SPINACH THE FILM
That night... I didn't feel young. I felt eternal.
Synopsis
Set in the pivotal year of 1989, SPINACH is an experimental immersion into the psychological and physical landscape of the queer community during the heights of the AIDS crisis. Based on the novella The Enemy Inside Me by Bobby Duncan, the film functions as an atmospheric haunting that rejects the artifice of traditional narrative. Instead, it invites the audience to become a witness to a world defined by the neon pulse of the club scene and the silent, heavy weight of an encroaching plague.
Drawing from the director's thirty years of theatrical training, the film utilizes movement and silence as its primary language. Every frame is a physical choreography of truth, where the narrative burden is carried by the actors' breath and presence rather than spoken lines. This raw performance is mirrored by a commitment to technical authenticity. Served by a purely practical, in camera aesthetic, the film utilizes on set coloring and handheld, organic camera movements to emulate the visceral heartbeat of an eighties camcorder.
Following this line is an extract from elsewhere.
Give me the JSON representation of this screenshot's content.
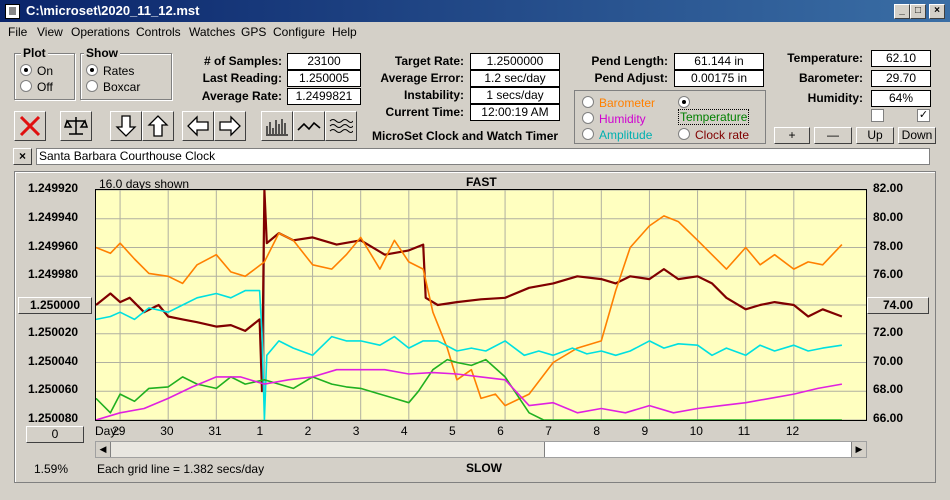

There is no digital grain or synthetic manipulation here. The texture of the film is as real and unpolished as the era it portrays. Complemented by an original soundtrack written and produced by the director’s own band, SPINACH creates a symbiotic marriage between visual grit and auditory landscape. It is a story of internal enemies and external resilience, ultimately serving as a defiant act of preservation for a generation whose greatest victory was simply waking up to live another day.





Spinach was made to honor a moment in queer history when pleasure, fear, and silence lived in the same room — and no one told us the rules.